With the decision, a 9th Circuit panel dismissed claims made by plaintiffs Oxane “Gypsy” Taub and George Davis arising out of the city’s enforcement of a public nudity ordinance. In their suit, the “body freedom” advocates alleged their First Amendment rights were violated.
One of Taub and Davis’ attorneys, however, said that the fight over nudity rights in San Francisco likely is not over.
“We are meeting with our clients to determine the next step, but I can certainly assure you they are not going away and they will continue to fight the good fight,” industry attorney D. Gill Sperlein told XBIZ.
Sperlein said that he, along with co-counsel Lawrence Walters, were “deeply disappointed” with the result at the 9th Circuit.
“The court side-stepped certain issues,” Sperlein said. “More troubling, the court stated that we did not provide ‘evidence of a pattern of abuse.’ The problem is that this was an appeal from a dismissal on the pleadings, meaning that there was no opportunity to provide evidence.”
The three-member panel of the 9th Circuit said that it dismissed the case based on an applicable test made in U.S. v. O’Brien — because the San Francisco ordinance is aimed at the conduct itself, rather than at the message conveyed by that conduct.
Even if Taub and Davis’ public nudity at political rallies was entitled to First Amendment protection, they said, the challenged ordinance is a valid, content-neutral regulation.
The court in its ruling said: “First, restricting public nudity falls within San Francisco’s traditional police powers. Second, the ordinance furthers San Francisco’s important and substantial interests in protecting individuals ‘who are unwillingly or unexpectedly exposed’ to public nudity and preventing ‘distractions, obstructions, and crowds that interfere with the safety and free flow of pedestrian and vehicular traffic.’”
“Third, San Francisco’s interest is unrelated to the suppression of free expression, because the ordinance regulates public nudity whether or not it is expressive. Fourth, ‘the incidental restriction on alleged First Amendment freedoms is no greater than is essential to the furtherance of that interest.’

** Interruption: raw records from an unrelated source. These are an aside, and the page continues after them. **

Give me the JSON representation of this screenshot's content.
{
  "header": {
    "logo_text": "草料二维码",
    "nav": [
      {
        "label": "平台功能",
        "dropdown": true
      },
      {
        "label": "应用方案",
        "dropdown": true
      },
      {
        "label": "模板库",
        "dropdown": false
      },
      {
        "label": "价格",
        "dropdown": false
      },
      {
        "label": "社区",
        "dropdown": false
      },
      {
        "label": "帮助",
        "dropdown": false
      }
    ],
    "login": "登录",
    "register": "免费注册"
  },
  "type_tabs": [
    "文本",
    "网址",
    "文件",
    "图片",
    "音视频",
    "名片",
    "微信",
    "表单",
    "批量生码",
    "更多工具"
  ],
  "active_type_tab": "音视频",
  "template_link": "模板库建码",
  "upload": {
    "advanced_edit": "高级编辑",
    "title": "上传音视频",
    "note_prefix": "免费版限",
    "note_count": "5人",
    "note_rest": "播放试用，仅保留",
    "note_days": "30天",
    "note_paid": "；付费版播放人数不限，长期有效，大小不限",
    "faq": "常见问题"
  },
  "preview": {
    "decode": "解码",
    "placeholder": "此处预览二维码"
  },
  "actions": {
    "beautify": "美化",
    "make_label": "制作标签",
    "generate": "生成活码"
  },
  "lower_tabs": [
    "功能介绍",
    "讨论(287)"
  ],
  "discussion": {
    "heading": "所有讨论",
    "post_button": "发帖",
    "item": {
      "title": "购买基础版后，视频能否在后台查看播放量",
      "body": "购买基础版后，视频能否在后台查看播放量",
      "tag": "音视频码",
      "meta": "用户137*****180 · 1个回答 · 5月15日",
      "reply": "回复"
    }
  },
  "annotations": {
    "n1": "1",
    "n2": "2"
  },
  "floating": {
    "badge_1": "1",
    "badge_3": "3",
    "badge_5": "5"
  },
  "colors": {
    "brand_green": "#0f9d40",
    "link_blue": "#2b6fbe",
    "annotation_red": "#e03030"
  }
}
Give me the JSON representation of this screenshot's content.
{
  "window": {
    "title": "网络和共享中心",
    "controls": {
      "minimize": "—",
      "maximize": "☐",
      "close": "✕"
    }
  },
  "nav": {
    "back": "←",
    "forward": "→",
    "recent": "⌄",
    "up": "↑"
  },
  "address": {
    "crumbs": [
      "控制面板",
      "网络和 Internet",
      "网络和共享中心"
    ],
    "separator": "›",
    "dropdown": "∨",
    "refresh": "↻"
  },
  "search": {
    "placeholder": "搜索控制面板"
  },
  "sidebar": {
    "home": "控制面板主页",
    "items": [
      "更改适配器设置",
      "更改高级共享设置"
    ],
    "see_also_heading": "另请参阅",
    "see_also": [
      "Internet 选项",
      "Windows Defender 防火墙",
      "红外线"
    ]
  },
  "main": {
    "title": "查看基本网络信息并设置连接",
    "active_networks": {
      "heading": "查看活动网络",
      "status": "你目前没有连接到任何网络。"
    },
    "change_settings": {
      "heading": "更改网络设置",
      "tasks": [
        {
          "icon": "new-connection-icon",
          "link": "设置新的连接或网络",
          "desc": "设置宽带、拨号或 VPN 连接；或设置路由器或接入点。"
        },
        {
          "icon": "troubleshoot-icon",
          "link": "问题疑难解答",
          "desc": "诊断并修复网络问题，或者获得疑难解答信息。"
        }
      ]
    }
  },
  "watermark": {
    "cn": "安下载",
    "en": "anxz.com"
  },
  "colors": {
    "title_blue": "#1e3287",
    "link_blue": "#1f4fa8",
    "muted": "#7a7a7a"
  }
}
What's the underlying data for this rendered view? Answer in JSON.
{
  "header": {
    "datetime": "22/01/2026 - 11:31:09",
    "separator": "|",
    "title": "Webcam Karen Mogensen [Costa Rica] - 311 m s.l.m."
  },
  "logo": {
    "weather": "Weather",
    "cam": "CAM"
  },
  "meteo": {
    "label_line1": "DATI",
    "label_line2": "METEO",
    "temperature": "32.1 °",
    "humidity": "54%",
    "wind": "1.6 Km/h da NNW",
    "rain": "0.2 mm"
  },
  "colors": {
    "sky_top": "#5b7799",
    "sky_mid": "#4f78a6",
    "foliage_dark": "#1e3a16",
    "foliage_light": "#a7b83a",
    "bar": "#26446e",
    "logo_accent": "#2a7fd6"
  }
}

“The ordinance prohibits only exposure of one’s ‘genitals, perineum, or anal region,’ during daily activities in the streets of San Francisco … which is essential to meet the city’s goals of preventing distraction and offense to citizens not expecting to be confronted with such private parts of other persons’ anatomy."
Today’s ruling by the panel was preceded by another lawsuit filed by Taub and Davis over the San Francisco Police Department’s denial of a parade permit for a “nude-in” event. That case ended in a settlement.
SFPD denied the parade permit application on the grounds that the 50 to 100 nude activists expected for the event was not large enough to warrant a parade permit. Nevertheless, the parade took place before San Francisco’s famous Folsom Street Fair after a federal judge issued an emergency opinion the day before the event.
In that case, Sperlein and Walters argued that it would be unconstitutional to allow the SFPD to require a minimum number of people since the permitting ordinance contained no such limitation.
As a result of the settlement in that separate case, the City of San Francisco agreed to pay $15,000 in attorneys’ fees.